[PATCHv2] nvme: only use power of two io boundaries

Keith Busch kbusch at kernel.org
Fri Aug 28 00:16:45 EDT 2020


On Fri, Aug 28, 2020 at 01:03:30AM +0000, Damien Le Moal wrote:
> On 2020/08/28 0:35, Keith Busch wrote:
> > The kernel requires a power of two for boundaries because that's the
> > only way it can efficiently split commands that cross them. A
> > controller, however, may report a non-power of two boundary.
> 
> I can understand that using a power of 2 limit for splitting can be more
> efficient CPU-wise, but I do not think the kernel "requires" such a limit
> alignment for splitting BIOs. BLK_SAFE_MAX_SECTORS is 255 after all. What I am
> missing here ?

Ah, those two limits are a bit different. The max sectors just checks
length, but chunk_sectors needs to consider length and offset, so
checking if an IO crosses the boundary requires division.
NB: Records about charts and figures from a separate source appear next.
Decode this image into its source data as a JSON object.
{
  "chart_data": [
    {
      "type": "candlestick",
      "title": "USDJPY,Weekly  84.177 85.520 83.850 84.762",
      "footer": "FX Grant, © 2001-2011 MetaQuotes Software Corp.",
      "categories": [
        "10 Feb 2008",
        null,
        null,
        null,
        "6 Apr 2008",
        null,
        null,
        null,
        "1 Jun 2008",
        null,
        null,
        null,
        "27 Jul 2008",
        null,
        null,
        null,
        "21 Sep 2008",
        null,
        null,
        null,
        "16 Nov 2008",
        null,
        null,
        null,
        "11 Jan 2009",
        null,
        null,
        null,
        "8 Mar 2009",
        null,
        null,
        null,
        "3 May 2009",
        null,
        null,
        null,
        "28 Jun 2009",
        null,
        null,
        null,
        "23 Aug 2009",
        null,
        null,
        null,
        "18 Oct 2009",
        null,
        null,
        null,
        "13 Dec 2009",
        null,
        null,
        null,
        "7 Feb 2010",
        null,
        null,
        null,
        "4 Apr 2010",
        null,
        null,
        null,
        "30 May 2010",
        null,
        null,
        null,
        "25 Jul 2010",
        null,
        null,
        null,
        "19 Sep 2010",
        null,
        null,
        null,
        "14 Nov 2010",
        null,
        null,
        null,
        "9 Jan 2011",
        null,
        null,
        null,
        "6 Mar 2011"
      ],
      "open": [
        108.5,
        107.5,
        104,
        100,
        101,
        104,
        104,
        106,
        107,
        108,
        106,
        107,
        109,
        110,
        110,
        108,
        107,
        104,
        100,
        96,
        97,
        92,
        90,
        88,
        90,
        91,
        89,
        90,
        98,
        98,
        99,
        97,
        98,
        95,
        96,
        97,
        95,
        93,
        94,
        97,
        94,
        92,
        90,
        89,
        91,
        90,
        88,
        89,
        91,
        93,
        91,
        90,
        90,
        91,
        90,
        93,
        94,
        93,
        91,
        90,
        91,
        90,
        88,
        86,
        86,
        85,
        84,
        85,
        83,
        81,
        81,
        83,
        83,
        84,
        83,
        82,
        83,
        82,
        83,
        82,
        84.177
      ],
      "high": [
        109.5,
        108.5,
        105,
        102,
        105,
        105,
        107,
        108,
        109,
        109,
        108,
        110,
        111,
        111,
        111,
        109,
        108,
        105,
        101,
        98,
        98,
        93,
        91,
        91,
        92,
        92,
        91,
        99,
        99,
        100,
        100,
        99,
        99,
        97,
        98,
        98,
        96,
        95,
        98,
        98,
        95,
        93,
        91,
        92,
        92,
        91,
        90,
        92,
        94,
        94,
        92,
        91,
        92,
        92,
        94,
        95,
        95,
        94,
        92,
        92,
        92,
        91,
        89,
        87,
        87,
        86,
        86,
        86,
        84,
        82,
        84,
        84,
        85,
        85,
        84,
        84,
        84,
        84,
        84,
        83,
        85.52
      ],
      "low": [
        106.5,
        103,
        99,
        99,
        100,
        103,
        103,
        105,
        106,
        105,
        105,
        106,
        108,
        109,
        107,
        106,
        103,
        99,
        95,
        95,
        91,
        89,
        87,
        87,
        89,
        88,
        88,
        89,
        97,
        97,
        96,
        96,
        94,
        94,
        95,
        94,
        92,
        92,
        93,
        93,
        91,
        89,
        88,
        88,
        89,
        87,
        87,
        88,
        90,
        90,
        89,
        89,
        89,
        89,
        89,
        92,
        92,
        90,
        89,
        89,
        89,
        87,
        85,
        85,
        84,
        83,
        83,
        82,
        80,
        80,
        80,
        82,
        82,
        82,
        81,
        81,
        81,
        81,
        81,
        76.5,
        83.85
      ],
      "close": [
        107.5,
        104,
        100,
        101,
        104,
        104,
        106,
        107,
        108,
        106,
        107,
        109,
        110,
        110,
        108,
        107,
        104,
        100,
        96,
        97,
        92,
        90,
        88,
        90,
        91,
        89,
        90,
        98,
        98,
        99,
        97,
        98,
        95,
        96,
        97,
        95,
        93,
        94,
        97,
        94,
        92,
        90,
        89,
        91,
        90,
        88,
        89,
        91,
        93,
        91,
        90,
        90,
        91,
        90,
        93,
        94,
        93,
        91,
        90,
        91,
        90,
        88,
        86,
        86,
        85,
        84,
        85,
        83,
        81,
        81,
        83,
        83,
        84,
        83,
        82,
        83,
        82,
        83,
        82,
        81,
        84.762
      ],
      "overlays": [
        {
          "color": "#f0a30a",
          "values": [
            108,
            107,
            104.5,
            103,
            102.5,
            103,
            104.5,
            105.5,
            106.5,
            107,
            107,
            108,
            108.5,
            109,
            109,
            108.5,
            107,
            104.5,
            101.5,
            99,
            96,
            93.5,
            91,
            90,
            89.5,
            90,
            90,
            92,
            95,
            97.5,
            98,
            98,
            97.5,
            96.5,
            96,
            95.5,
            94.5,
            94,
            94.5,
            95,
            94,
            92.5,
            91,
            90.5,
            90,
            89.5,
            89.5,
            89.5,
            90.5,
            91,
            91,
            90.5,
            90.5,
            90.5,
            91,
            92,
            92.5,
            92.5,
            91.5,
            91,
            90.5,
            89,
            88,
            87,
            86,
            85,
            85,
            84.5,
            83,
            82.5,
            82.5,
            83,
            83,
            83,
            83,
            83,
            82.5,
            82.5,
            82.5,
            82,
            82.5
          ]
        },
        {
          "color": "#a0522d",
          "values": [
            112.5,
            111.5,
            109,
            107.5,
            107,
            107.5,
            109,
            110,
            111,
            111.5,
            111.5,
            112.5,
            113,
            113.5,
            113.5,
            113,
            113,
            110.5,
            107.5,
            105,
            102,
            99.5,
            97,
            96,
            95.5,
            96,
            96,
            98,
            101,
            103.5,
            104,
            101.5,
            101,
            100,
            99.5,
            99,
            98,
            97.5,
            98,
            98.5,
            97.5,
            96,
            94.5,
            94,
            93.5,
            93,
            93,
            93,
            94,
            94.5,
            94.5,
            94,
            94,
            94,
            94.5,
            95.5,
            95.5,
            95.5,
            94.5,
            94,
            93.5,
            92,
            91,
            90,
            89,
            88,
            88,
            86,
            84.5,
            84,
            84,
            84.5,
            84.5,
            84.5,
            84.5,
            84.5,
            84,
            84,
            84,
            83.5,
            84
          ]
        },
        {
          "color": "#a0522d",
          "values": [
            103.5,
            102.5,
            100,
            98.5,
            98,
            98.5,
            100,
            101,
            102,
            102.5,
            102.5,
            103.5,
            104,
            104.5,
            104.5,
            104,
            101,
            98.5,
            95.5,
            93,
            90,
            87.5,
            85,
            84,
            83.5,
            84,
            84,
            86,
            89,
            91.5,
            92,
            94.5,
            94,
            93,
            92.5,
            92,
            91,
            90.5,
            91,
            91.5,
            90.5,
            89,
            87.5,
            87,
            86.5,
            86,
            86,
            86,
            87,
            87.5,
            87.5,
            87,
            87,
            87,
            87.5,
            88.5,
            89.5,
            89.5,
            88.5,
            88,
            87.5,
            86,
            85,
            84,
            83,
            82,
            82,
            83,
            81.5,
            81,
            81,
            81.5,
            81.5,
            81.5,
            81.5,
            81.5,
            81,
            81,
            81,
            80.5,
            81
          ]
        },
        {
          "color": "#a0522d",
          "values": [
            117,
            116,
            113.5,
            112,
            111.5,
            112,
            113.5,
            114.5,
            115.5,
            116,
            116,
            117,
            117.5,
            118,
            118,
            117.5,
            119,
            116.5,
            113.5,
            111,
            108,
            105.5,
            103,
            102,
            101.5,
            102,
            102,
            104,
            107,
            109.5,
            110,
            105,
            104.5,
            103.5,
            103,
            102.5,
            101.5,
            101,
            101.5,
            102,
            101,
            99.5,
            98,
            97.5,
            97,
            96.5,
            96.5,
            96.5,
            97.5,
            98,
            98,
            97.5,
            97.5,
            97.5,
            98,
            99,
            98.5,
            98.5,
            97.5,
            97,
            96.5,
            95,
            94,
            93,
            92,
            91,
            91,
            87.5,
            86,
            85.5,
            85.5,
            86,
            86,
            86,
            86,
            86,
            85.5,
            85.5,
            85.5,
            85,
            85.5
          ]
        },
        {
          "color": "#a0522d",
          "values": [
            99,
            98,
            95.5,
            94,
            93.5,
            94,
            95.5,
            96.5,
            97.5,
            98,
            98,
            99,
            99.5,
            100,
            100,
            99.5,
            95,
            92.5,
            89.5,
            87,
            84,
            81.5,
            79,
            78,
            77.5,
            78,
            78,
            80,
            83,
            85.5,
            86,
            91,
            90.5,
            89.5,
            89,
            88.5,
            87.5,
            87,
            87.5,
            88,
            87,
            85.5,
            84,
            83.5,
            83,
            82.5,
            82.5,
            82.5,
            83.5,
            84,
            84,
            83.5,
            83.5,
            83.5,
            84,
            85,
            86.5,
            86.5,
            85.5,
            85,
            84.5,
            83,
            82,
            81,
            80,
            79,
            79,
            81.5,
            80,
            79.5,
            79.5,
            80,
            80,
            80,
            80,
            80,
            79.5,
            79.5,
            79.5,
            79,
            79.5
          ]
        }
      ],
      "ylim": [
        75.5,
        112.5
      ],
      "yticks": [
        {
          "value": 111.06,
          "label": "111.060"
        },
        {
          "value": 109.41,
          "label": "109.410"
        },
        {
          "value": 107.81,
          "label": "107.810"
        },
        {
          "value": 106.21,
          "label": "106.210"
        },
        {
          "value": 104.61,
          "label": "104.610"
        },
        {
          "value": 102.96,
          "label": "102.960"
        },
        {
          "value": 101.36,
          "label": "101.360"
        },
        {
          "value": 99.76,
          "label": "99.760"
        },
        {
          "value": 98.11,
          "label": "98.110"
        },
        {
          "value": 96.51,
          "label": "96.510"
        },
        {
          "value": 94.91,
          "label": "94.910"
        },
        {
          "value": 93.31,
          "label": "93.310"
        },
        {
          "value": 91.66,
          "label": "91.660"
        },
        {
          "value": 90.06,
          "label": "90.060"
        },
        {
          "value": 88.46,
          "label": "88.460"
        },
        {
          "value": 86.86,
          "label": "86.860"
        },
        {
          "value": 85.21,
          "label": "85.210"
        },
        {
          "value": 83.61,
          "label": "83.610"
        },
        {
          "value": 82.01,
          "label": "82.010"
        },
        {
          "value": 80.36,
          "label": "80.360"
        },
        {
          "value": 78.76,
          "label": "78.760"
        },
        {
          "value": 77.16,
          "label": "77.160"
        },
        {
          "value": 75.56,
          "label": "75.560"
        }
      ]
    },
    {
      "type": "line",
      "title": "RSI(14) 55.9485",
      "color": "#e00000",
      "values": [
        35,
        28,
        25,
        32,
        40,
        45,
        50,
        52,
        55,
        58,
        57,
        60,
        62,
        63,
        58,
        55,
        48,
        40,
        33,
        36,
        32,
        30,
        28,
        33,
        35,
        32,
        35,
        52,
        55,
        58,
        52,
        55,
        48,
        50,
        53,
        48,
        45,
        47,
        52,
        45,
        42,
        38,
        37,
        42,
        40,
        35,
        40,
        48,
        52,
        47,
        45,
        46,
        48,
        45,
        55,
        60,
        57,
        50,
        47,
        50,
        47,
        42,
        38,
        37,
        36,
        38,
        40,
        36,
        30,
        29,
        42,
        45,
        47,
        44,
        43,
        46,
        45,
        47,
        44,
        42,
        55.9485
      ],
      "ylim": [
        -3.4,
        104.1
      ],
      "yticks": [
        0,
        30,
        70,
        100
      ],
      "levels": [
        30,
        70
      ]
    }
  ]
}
For CPU
efficiency, power of 2 alignment is enforced through a BUG_ON() in
blk_queue_chunk_sectors().
 
> > -	if (iob && !blk_queue_is_zoned(ns->queue))
> > -		blk_queue_chunk_sectors(ns->queue, rounddown_pow_of_two(iob));
> > +	if (is_power_of_2(iob) && !blk_queue_is_zoned(ns->queue))
> > +		blk_queue_chunk_sectors(ns->queue, iob);
> > +	else if (iob && !(disk->flags & GENHD_FL_UP))
> > +		dev_warn(ctrl->device, "namespace:%u has unused io boundary:%u\n",
> > +			ns->head->ns_id, iob);
> 
> Isn't this going to generate a warning all the time for a ZNS drive ?

Yes, if a ZNS drive reports NOIOB, this will warn on it's initial
discovery.

As long as zone sizes reuse the queue's chunk_sectors, the zone size
needs to take precedence since it's more than just a hint compared to
NOIOB. If people complain about the warning, that may indicate we ought
to find a way to get around overloading the chunk_sectors queue limit,
but I suspect ZNS drives won't report an iob value.